Because the log server can only periodically update its log, a valid certificate submitted by the CA cannot be immediately added to the log. The log server creates SCT as a promise to add the certificate to the log within some time period. The domain owner can use SCT to show the validity of the certificate to the user before the certificate is added to the log. The log server creates SCTs.
CT Log — Properties
A CT Log is not a “Super CA”. The log does not testify to the goodness of certificates: it merely notes their presence. The log is public: everyone can inspect all the certificates. The log is untrusted: since the log is signed, the fact that everyone sees the same list of certificates is cryptographically verifiable.
The data structure used is the Merkle hash tree.
Security of CT
Security is improved because browsers would require SCT for opening connection, and contact log server to ensure that the requested certificate is listed in the log.

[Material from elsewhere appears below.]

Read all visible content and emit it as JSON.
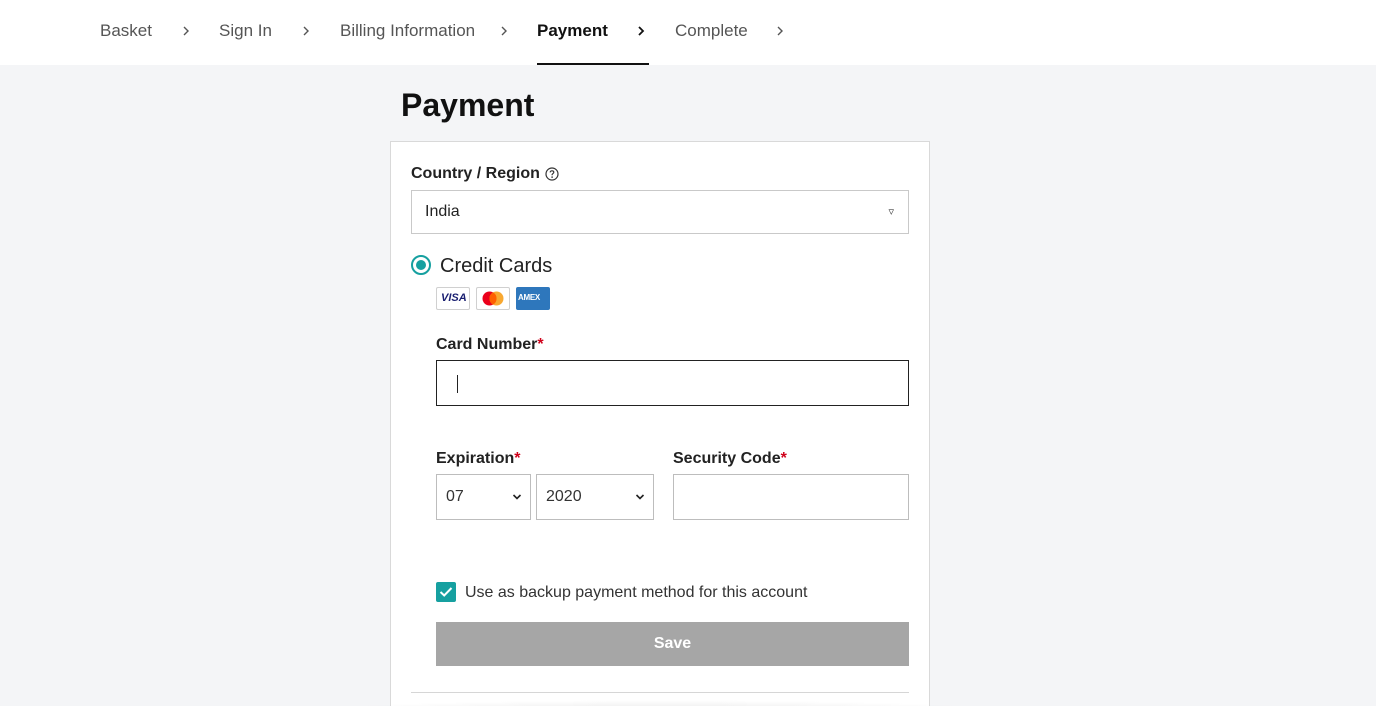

Consequences: the attack certificate would have to be listed in public log, which would make the attack publicly known → deterrence
Advantages: CT is fully operational today, with no change to domain’s web servers required.
Disadvantages: MitM attacks can still proceed, although they can be detected externally; browsers still need to contact Log eventually to verify that certificate is listed in log; current CT does not support revocation; malicious log server can add bogus certificates; management of list of trusted log servers can introduce a kill switch.
Auditors should check that SCTs are honoured (promised certificates are actually included in the log) and verify that the log is actually append-only.
The log server provides the signed root hash and other necessary hashes (proof of Inclusion).